The Moment: Early Works by Established Artists
“These early works by established artists are often very interesting and incredibly informative in terms of tracking the origins of an artist’s style or visual vocabulary. Works by established artists tend to retain their value, so they can be important investment pieces as well. For a collector who’s looking to include works by legendary artists, but without the million dollar price tag, this is a fantastic way to find well-priced additions,” says Friedlander.
An unmistakable style, a facility with bright, vivacious colors—these are just a few of the attributes that have made Katz’s work so beautifully memorable. Though his reductive style is usually embodied in a fresh take on faces or figures, he has found inspiration in a variety of subjects. Lacking the angularity found in his mature portraiture, the style employed in this landscape is reminiscent of Milton Avery’s work.
Known for his Color Field paintings that were an important aspect of his mature work, Rothko’s early production included representational works as well, including this stunning portrait of Leah Farber. In the background, overlapping and intersecting tones hint at his nascent interest in color and the interaction between closely related shades.
The Moment: Important Mid-Career Artists
Friedlander notes, “These artists are still working and still making art. They’ve really hit their stride in terms of their artistic development, and are creating outstanding pieces. And they’re gaining a lot of recognition for their incredible work—Christian Boltanski, for instance, will be representing France at the Venice Biennale this Summer. Their works are represented in major collections and public institutions. For a collector, it would be interesting to track their development as they continue to grow throughout their careers.”
Parisian born Boltanski is best known for his sprawling, haunting installations of photographs of children, which are often displayed in dimly lit rooms and sometimes interpreted as explorations of memory and loss. Monument to Odessa is an iconic example of the artist’s most well-known and exhibited body of work referencing the Holocaust.
Hernan Bas draws inspiration from a variety of sources—the narrative regalia of medieval wall hangings, fashion layouts and the Hardy Boys series—to create contemporary and timeless portrayals of mythological scenes in bright acid hues. This work, which illustrates the tale of the Midas touch, exemplifies Bas’ use of electrifying color.
The Moment: The Ones to Watch
“Every great collector has purchased emerging art. This is a unique opportunity to acquire works by artists who are represented by galleries and are, in some cases, beginning to exhibit their work in museums. When you think of it, every notable artist was, at some point, in this category—it’s an excellent way to build a cutting-edge collection of great depth and become knowledgeable about the category,” says Friedlander.

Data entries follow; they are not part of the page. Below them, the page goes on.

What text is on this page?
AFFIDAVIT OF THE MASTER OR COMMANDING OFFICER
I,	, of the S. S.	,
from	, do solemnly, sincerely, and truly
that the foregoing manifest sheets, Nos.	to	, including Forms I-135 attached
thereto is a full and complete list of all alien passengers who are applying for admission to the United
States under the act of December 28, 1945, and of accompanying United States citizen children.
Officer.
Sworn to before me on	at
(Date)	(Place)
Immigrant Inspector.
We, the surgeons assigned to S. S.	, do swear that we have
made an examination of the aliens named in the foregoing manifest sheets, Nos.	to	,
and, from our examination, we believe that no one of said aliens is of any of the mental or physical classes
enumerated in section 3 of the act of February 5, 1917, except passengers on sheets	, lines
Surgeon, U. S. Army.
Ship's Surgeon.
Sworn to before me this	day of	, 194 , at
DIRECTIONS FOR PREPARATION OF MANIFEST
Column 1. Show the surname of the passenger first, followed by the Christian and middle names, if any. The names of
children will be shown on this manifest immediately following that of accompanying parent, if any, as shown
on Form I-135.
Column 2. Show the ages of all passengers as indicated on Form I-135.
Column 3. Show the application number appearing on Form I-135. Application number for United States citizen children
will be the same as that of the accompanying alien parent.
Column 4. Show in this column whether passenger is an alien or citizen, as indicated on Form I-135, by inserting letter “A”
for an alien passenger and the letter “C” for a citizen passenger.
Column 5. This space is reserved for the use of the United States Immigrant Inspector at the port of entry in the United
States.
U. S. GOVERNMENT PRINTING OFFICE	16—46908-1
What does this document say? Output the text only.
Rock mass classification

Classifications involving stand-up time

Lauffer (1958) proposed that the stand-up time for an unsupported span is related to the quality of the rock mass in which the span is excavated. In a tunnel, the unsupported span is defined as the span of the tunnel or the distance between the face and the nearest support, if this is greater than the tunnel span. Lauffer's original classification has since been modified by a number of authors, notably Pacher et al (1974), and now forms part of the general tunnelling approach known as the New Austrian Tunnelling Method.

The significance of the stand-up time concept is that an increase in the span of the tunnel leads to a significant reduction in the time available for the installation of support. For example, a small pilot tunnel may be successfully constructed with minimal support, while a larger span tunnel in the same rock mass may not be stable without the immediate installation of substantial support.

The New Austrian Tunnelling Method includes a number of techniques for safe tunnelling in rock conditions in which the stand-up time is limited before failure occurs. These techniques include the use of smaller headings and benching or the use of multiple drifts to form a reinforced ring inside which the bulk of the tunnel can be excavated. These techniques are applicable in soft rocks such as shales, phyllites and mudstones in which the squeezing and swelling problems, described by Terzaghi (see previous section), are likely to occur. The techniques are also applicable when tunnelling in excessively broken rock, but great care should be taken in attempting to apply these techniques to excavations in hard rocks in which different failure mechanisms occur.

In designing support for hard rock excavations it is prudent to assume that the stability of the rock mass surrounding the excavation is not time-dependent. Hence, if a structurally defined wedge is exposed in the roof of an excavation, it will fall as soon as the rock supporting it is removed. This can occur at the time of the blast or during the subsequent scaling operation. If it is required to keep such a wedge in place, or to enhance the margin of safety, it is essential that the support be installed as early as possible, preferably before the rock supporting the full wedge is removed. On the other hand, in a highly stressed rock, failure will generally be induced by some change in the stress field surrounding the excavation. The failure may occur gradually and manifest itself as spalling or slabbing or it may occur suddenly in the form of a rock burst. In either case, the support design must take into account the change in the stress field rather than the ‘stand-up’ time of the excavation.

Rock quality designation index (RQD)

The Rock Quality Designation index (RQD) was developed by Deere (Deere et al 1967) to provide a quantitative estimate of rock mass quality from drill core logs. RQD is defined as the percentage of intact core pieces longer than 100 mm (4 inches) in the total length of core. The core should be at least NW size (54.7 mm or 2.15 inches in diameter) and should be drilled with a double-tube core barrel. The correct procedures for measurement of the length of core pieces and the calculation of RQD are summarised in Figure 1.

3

Best known for his erotically-charged drawings, Birch is a skilled draughtsman who employs a playful approach to scale to emphasize details within his compositions. In Impossible Love, he demonstrates his mastery of another medium, while still maintaining a style reminiscent of his work in graphite.
Influenced by Jean-Michel Basquiat and Anselm Kiefer, Donovan’s paintings, which often reference graffiti art and urban life, chronicle the idea of mark-making in a personal but often temporary manner. In this work, she depicts a wall covered by vivid graffiti, and in the process, poses questions about this generation’s relationships with idealism and civil responsibility.